Furthermore, most of us have experienced some species of flooding in our lives, even if it was just water rising in a creek and pooling around our ankles.
For a religious group, a flood is also a great way to separate out the righteous (using whatever criteria the group so desires) from the wicked. The best people can be quite literally be saved and the evil people can be swept away. Or maybe just the failures get washed away.
It is also far less messy than a fire or earthquake would be (although being swallowed up by the earth is another option when it comes to the fate of the wicked). There is nothing to clean up.
Oh, and of course, this can lead to shipwrecks.
Legendary Battles
The fall of Troy makes for a great story. Can it inspire? Of course. Between the death scenes, Helen’s love affair and then her fall from grace, and the Trojan Horse itself, the story is fascinating reading.
Another (probably) mythological battle is Joshua’s invasion of Jericho.
The story includes the image of a wanton woman (Rahab, who was most likely meant to be a prostitute) offering aid and comfort to the enemy’s spies, to the walls falling from trumpet blasts and not traditional attacks.
The Orphan/Misplaced Child
From Oedipus to Moses, there have been religious and mythological accounts of children ending up adopted and going on to doing big things. Sometimes good things. Sometimes, not so good.
But imagine turning that on its head. If a human woman can act as a surrogate and give birth to an alien or part-alien, then she may take one look at the baby, and think, this is my child.
The Chosen One
This is the kind of story that you see a lot of, where someone is the only person who can do ___ in order to save the world, or make everyone happy, or end the war, or whatever.
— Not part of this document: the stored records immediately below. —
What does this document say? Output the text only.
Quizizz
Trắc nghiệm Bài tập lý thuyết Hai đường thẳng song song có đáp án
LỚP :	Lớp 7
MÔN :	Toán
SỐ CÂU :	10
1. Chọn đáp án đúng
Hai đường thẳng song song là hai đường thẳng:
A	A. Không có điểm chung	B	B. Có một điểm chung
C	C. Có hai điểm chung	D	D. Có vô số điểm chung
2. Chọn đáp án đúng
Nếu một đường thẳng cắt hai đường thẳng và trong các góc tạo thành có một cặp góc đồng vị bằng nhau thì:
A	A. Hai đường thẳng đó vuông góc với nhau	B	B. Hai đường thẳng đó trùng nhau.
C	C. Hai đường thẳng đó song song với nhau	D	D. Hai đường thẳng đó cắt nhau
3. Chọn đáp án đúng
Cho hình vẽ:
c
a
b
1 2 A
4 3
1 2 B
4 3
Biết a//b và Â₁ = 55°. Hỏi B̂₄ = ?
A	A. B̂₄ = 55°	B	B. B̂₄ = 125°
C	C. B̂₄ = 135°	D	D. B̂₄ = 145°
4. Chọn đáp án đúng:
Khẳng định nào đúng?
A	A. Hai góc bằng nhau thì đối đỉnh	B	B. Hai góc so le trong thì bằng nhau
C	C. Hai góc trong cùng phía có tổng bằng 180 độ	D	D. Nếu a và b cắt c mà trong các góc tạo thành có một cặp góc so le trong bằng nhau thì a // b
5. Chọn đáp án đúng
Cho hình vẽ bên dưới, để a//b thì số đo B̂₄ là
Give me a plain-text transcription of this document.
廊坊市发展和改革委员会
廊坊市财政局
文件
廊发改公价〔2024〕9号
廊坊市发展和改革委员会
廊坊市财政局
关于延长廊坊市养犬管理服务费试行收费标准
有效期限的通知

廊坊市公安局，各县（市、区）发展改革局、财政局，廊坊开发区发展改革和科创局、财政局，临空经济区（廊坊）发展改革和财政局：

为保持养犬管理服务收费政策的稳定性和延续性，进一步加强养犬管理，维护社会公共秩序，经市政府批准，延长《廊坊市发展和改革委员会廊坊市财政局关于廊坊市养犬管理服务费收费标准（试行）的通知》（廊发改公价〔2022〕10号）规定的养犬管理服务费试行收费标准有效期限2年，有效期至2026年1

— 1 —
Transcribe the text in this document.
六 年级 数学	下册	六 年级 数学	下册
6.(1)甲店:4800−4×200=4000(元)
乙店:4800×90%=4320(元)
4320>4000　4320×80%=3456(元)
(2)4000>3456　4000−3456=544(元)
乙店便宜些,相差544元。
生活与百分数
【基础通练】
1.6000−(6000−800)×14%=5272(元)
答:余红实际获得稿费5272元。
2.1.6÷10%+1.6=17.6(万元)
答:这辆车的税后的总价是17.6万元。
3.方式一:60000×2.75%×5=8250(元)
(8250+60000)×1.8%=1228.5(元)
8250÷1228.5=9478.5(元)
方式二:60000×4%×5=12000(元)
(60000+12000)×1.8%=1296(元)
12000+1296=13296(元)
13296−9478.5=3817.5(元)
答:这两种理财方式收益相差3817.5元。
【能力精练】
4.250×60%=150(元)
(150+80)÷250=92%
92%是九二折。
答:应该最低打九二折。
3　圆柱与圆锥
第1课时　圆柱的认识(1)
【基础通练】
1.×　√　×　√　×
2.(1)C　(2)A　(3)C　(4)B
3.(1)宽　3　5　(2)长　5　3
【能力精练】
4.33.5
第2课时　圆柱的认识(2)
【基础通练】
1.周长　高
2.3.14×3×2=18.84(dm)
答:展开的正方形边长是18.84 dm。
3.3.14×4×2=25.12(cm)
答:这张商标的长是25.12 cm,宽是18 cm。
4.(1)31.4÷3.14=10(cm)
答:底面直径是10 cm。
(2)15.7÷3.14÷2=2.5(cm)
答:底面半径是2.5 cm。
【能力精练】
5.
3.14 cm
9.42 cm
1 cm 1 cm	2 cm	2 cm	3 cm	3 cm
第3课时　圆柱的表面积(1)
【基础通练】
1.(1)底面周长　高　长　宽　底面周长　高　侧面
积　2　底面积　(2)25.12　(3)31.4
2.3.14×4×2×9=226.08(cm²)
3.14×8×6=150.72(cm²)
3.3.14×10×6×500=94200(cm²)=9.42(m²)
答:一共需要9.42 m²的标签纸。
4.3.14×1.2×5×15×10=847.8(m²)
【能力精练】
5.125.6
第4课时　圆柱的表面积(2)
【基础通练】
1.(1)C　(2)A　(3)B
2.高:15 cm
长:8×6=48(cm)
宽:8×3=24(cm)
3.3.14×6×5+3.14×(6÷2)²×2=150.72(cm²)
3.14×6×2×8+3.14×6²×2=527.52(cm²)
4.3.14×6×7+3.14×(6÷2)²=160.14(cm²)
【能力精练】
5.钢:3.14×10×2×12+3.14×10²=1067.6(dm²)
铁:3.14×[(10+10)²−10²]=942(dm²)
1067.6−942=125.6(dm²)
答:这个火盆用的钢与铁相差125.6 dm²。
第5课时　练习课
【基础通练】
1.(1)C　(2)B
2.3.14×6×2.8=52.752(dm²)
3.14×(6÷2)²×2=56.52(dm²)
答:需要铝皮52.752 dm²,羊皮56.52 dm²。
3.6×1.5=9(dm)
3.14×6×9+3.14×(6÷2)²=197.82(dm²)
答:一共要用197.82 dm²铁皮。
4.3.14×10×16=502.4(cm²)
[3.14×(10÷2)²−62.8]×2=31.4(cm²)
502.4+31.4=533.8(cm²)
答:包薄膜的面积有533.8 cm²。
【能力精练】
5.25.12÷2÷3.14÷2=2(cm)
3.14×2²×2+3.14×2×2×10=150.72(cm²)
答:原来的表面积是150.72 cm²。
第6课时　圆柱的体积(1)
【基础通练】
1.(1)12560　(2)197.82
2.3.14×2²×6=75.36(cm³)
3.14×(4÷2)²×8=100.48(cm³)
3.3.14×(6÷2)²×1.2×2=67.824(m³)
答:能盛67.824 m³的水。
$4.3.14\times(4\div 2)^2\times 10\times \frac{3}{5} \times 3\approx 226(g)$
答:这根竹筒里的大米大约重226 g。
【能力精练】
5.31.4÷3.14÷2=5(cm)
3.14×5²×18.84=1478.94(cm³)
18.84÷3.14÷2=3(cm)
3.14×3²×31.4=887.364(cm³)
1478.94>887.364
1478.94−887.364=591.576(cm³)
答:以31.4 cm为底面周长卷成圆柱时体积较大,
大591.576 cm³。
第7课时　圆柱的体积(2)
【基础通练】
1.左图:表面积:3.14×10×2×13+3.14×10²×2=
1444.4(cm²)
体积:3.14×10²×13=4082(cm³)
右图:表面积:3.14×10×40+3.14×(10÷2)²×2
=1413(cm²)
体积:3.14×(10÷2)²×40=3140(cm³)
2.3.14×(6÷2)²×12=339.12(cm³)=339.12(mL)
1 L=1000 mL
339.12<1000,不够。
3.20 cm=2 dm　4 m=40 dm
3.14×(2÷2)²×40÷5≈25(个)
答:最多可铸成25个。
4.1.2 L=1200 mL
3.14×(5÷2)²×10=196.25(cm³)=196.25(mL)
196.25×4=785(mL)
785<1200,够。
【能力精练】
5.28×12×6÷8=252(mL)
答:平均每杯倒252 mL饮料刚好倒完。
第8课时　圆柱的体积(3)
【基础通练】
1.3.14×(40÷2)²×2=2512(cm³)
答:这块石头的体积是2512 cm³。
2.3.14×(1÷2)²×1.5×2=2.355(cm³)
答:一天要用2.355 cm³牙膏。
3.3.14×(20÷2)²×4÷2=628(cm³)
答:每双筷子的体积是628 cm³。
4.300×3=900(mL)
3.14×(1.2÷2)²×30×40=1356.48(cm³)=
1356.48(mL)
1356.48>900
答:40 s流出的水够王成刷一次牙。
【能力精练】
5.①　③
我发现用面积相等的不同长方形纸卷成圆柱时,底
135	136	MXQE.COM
Just do what you can to not let that character devolve into a Mary Sue or a Gary Stu, and you should be fine.
Takeaways for Using the Ancient for Writing Inspiration
Without getting into faith or religion (which I will handle in a different post), it is perfectly legitimate to use myths for writing. They are, after all, within the public domain.
And why should we have all the fun? Maybe your aliens have some mythologies of their own.